Generally, the airplane could be noticeably pushed backward by the conveyor belt, only if bearing friction torque is equal to (or greater than, which is not, in itself, possible) conveyor belt torque, thus preventing the wheels from rotating and allowing the backward (linear) force of the conveyor belt, to be the predominant force on the airplane. This would require that the conveyor belt not push very hard, against the wheels.
It can be recognized, btw, that if such a conveyor belt support were spun, all of a sudden at high speed, the wheels would rotate and the airplane would remain almost still because of its inertia.
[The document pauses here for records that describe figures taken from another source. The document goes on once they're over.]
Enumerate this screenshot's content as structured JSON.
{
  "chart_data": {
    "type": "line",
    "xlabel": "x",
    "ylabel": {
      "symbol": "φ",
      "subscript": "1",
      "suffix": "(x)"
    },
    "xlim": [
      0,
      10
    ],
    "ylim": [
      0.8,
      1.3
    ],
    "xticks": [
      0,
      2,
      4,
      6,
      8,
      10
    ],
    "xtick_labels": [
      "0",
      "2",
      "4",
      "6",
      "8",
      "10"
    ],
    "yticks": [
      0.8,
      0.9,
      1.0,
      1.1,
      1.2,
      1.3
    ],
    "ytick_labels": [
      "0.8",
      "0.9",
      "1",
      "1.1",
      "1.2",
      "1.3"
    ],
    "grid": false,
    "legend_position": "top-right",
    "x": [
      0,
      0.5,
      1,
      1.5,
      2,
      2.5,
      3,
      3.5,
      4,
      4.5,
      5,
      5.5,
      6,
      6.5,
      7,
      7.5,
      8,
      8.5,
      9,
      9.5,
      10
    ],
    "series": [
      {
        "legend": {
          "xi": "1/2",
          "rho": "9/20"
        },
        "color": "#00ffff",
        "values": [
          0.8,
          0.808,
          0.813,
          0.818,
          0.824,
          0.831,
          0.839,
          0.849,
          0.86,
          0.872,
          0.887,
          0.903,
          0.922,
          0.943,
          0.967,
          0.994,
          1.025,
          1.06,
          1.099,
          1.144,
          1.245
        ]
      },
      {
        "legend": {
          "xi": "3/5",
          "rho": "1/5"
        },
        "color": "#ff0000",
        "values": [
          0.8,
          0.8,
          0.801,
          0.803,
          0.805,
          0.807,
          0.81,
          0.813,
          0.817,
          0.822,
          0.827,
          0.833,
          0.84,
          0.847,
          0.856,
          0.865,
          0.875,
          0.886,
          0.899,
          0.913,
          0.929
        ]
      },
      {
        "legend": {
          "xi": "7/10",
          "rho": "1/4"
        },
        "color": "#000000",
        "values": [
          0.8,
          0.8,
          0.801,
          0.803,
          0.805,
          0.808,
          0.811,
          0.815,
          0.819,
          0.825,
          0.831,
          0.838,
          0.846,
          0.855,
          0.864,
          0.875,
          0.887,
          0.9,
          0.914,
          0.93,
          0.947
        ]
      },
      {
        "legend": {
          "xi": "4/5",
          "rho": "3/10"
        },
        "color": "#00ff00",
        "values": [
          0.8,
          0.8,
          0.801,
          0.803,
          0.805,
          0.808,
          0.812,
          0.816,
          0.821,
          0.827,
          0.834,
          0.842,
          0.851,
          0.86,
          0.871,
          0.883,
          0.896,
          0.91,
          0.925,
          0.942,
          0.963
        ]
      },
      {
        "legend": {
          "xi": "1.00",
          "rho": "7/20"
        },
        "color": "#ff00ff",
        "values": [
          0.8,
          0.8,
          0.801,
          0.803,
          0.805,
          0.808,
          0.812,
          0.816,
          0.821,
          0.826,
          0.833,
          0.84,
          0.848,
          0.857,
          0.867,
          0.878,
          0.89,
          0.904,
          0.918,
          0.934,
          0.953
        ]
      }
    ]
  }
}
This indicates that the conveyor belt cannot apply much of a backward force to the airplane; even if a great force is applied to the conveyor belt, accelerating it quickly, very little of that force is actually transmitted, by friction in the wheel bearings, to the airplane; the conveyor belt could - at best, and if acting alone on the airplane - accelerate it backward, only very slowly, thereby demonstrating only a small, backward force on the airplane.
Anyway, considering everything, there is a net forward force on the airplane, due to the engine's propulsive, forward force's being greater than the wheel bearings' frictional, backward force (and any air drag on the airplane). So, the airplane will accelerate forward, to takeoff speed.
P.S. - The speed of the conveyor belt wouldn't matter; as long as the wheels were rotating, the frictional force would be the same, regardless of the speed of rotation.
it will take however long it would take to take off with 5kts of tailwind without the belt
take take take my english teachers will be proud... even more so my economics teachers
Ok... If the conveyor belt is only as long as the plane (which is how I first imagined it) and it (the belt) is stationary relative to the ground, the plane won't take off FROM the conveyor belt, it would just roll off the front. However, if the conveyor belt is as long as it takes the plane to take off normally, it WILL take off with twice the wheel speed, correct?